Metropolitan Police commissioner Sir Bernard Hogan-Howe has announced that a major review of Notting Hill Carnival will be carried out by the police force, organiser London Notting Hill Carnival Enterprises Trust (LNHCET) and the Greater London Authority (GLA). Thought is being given to ticketing the event to reduce overcrowding and crime, he revealed.
He made the remarks at a meeting with residents on 4 October at the Westfield shopping centre. They follow sensationalist media headlines about “carnage” at the carnival as the police reported rising numbers of arrests. However, the Met conceded that much of the increase was down to the reclassification of laughing gas as a controlled drug. The number of violent crimes was the same as last year, Hogan-Howe said.*
Local news site Getwestlondon reported that Hogan-Howe was concerned about the “large number of people in a small area”. Soca News’ reporter can testify that the crush in Ladbroke Grove on Carnival Monday evening made it difficult for mas bands to move on the route and conditions for non-costumed revellers were also extremely uncomfortable.
The overcrowding was largely caused by the huge influx of people on to Ladbroke Grove after the Met-imposed 7pm sound system shut-off. The police’s closure of side roads made Ladbroke Grove the only way out of the north-western quadrant of the carnival zone.
The “small area” Hogan-Howe considers problematic was created by the Met under its 1990s policy of ‘containment’ of Notting Hill Carnival in order to make it easier to control. The policy was introduced with approval from the Royal Borough of Kensington & Chelsea (RBKC), which wanted the carnival’s ‘footprint’ to be reduced to the minimum to avoid inconvenience to wealthy residents.
With fears over crime being whipped up by the Evening Standard’s increasingly vitriolic coverage of the event, ticketing has been proposed as a way of imposing a “layer of control”, as Hogan-Howe put it. Local MP Victoria Borwick floated the idea as one potential mitigation measure. Many have questioned the practicality of cordoning off the whole of the carnival area while maintaining access for thousands of residents. Ticketing is also felt to be utterly at odds with the concept of Carnival as a free, publicly accessible street celebration.

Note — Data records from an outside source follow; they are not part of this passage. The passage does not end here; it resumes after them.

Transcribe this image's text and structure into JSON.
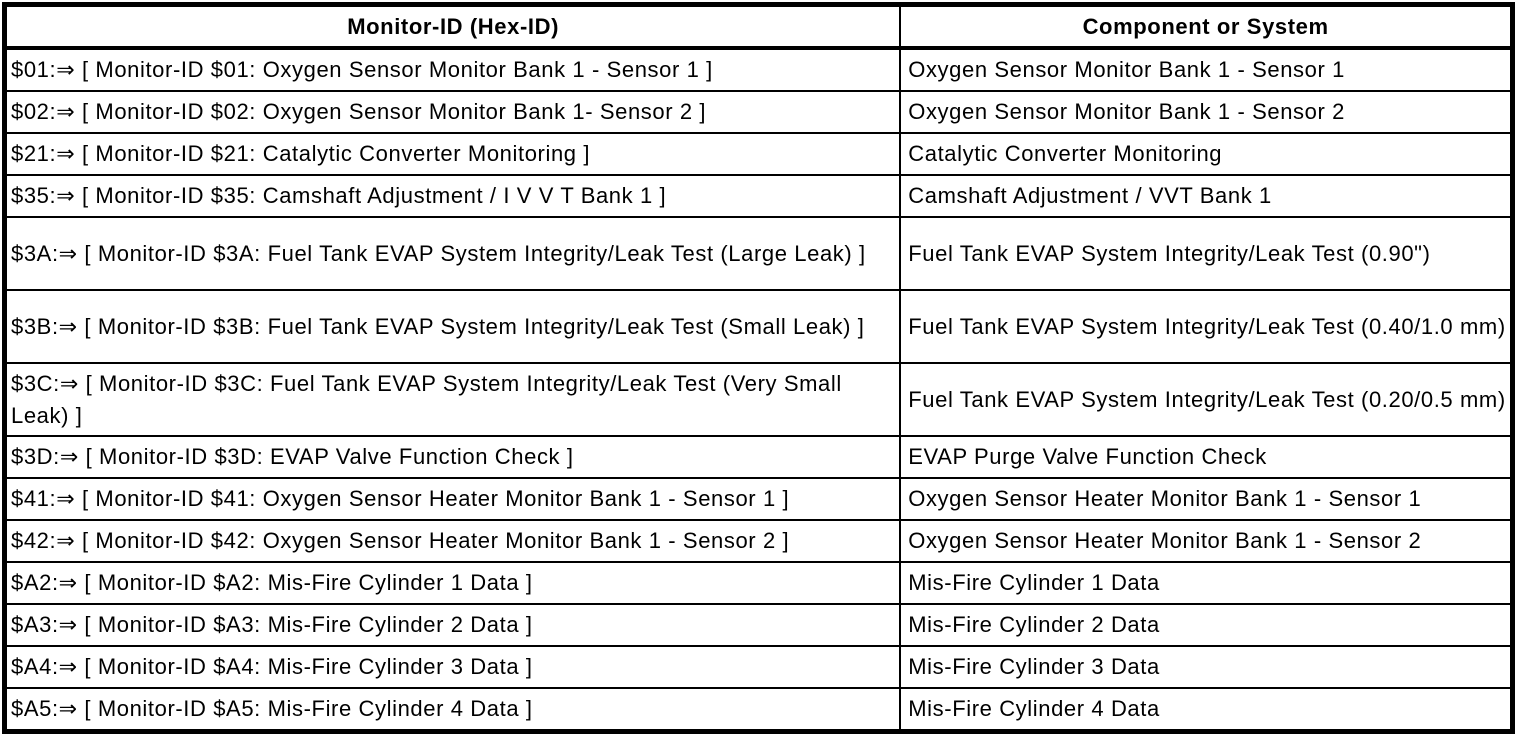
{
  "page": {
    "background_color": "#ffffff",
    "text_color": "#000000",
    "border_color": "#000000"
  },
  "table": {
    "headers": {
      "monitor_id": "Monitor-ID (Hex-ID)",
      "component": "Component or System"
    },
    "rows": [
      {
        "monitor_id": "$01:⇒ [ Monitor-ID $01: Oxygen Sensor Monitor Bank 1 - Sensor 1 ]",
        "component": "Oxygen Sensor Monitor Bank 1 - Sensor 1"
      },
      {
        "monitor_id": "$02:⇒ [ Monitor-ID $02: Oxygen Sensor Monitor Bank 1- Sensor 2 ]",
        "component": "Oxygen Sensor Monitor Bank 1 - Sensor 2"
      },
      {
        "monitor_id": "$21:⇒ [ Monitor-ID $21: Catalytic Converter Monitoring ]",
        "component": "Catalytic Converter Monitoring"
      },
      {
        "monitor_id": "$35:⇒ [ Monitor-ID $35: Camshaft Adjustment / I V V T Bank 1 ]",
        "component": "Camshaft Adjustment / VVT Bank 1"
      },
      {
        "monitor_id": "$3A:⇒ [ Monitor-ID $3A: Fuel Tank EVAP System Integrity/Leak Test (Large Leak) ]",
        "component": "Fuel Tank EVAP System Integrity/Leak Test (0.90\")"
      },
      {
        "monitor_id": "$3B:⇒ [ Monitor-ID $3B: Fuel Tank EVAP System Integrity/Leak Test (Small Leak) ]",
        "component": "Fuel Tank EVAP System Integrity/Leak Test (0.40/1.0 mm)"
      },
      {
        "monitor_id": "$3C:⇒ [ Monitor-ID $3C: Fuel Tank EVAP System Integrity/Leak Test (Very Small Leak) ]",
        "component": "Fuel Tank EVAP System Integrity/Leak Test (0.20/0.5 mm)"
      },
      {
        "monitor_id": "$3D:⇒ [ Monitor-ID $3D: EVAP Valve Function Check ]",
        "component": "EVAP Purge Valve Function Check"
      },
      {
        "monitor_id": "$41:⇒ [ Monitor-ID $41: Oxygen Sensor Heater Monitor Bank 1 - Sensor 1 ]",
        "component": "Oxygen Sensor Heater Monitor Bank 1 - Sensor 1"
      },
      {
        "monitor_id": "$42:⇒ [ Monitor-ID $42: Oxygen Sensor Heater Monitor Bank 1 - Sensor 2 ]",
        "component": "Oxygen Sensor Heater Monitor Bank 1 - Sensor 2"
      },
      {
        "monitor_id": "$A2:⇒ [ Monitor-ID $A2: Mis-Fire Cylinder 1 Data ]",
        "component": "Mis-Fire Cylinder 1 Data"
      },
      {
        "monitor_id": "$A3:⇒ [ Monitor-ID $A3: Mis-Fire Cylinder 2 Data ]",
        "component": "Mis-Fire Cylinder 2 Data"
      },
      {
        "monitor_id": "$A4:⇒ [ Monitor-ID $A4: Mis-Fire Cylinder 3 Data ]",
        "component": "Mis-Fire Cylinder 3 Data"
      },
      {
        "monitor_id": "$A5:⇒ [ Monitor-ID $A5: Mis-Fire Cylinder 4 Data ]",
        "component": "Mis-Fire Cylinder 4 Data"
      }
    ]
  }
}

Other suggestions include moving the event to Hyde Park and shifting the timing to Saturday and Sunday to limit police overtime payments. Police receive double pay for working on a bank holiday. Media reported that “9,000 officers” were employed at the carnival, but it is not clear whether these were 9,000 individual men and women or 9,000 police shifts. The park proposal has been around for many years, and proved a dismal flop when tried previously in Finsbury Park and, under former London mayor Ken Livingstone, in Hyde Park. It is not known if the Royal Parks Agency would even be prepared to accept the event taking place in the park.
The carnival review is expected to report in January 2017. In the meantime, LNHCET will hold a meeting with local residents in the Small Hall, Kensington Town Hall, Hornton Street, from 6.30pm to 8pm on Wednesday 26 October. Questions or comments can be made beforehand by emailing firstname.lastname@example.org.
* In September, Soca News asked the Metropolitan Police Service, under a Freedom of Information request, how many of the 407 people said to have been arrested “at Notting Hill Carnival” in 2015 were actually taken to court and found guilty of a crime. The MPS said it was unable to respond because examining over 400 separate records would be too expensive. There is therefore no way of establishing the true level of crime at Notting Hill Carnival, nor of independently verifying the MPS’s claims about numbers of arrests and crimes committed.